Непобедимое солнце. Книга 1 | страница 37



Там было полутемно, горели свечи и пел далекий церковный хор (скорей всего, аудиозапись за алтарем, мудро подумала я во сне). Не зная, куда иду, я побрела вверх по узкому и слабо освещенному коридору. Чем выше я поднималась, тем светлее и холоднее становилось вокруг, и это меня удивляло – холодный воздух должен опускаться вниз. Потом я вспомнила, что сплю и надо мной работает кондиционер. И опять забыла.

Впереди что-то сверкало.

Это была большая золотая птица – усеянный самоцветами и камнями павлин с огромным хвостом, похожим на траченый молью круглый шелковый ковер. Павлин был сделан очень искусно – и, хоть он нес на себе множество грубых отметин времени, я изумилась его красоте. А потом окончательно проснулась.

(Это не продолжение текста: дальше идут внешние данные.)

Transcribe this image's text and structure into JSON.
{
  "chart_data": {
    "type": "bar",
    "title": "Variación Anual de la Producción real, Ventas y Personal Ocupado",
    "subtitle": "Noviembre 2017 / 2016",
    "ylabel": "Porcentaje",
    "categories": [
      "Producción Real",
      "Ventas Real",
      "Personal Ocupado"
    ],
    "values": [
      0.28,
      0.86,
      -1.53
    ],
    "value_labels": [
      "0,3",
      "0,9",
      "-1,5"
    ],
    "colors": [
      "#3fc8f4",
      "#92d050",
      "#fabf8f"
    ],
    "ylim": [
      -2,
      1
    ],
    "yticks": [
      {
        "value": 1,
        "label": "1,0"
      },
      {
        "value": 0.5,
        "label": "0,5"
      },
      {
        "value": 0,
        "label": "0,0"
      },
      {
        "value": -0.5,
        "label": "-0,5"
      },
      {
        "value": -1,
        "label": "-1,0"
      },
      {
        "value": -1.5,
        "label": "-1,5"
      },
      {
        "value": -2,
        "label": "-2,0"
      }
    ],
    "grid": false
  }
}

Некоторое время я лежала на спине, вспоминая свой сон. С золотой птицей все было ясно: я читала про механических павлинов, стоявших по бокам византийского трона – кажется, у Алексея Толстого в «Петре Первом» и где-то еще… Интересно, это тоже был знак? Или в Стамбуле просто снятся такие сны?

На следующее утро я позавтракала в гостинице, а потом меня встретил Мехмет. Я все-таки надела черное платье, и сразу почувствовала, что гид не одобряет мой выбор. Но он промолчал.

София оказалась не такой, как в моем сне. Я и вообразить не могла ее огромный внутренний объем, этот пузырь античной пустоты, пойманный кладкой. Мне снилось что-то закопченное и душное, а настоящая София была… Не знаю, как описать – полной прохладного древнего достоинства. Живой. Странной. Совсем не такой, как нынешние храмы. Или, может быть, это был храм другой религии, которую давно позабыли.

Мехмет водил меня от фрески к фреске и повторял у каждой заученный русский пассаж – видно было, что он делает это часто и уже не вдумывается в смысл произносимых слов.

Сначала слушать его было интересно и познавательно – кладка восьмого века, кладка десятого, тайные двери в тайный тупик и так далее. Особенно мне понравилась его имперсонация славянского князя перед византийским образом Богоматери – она сочилась таким тонким и даже обидным для русского сердца пониманием предмета, что я спросила, смотрел ли он «Андрея Рублева» (оказалось, смотрел, когда учился в Москве).

Мой информационный буфер переполнился, мне захотелось побродить одной, и я отпустила Мехмета до завтра.

Мне хотелось найти тот верхний коридор, где стоял золотой павлин. Ничего похожего нигде не было, но я была уверена, что у моего сновидения есть какой-то контрапункт в реальности. Нечто символически близкое, скажем так. И я действительно обнаружила галерею на втором этаже (куда я поднялась по самой обычной лестнице). Сходство заключалось главным образом в освещении.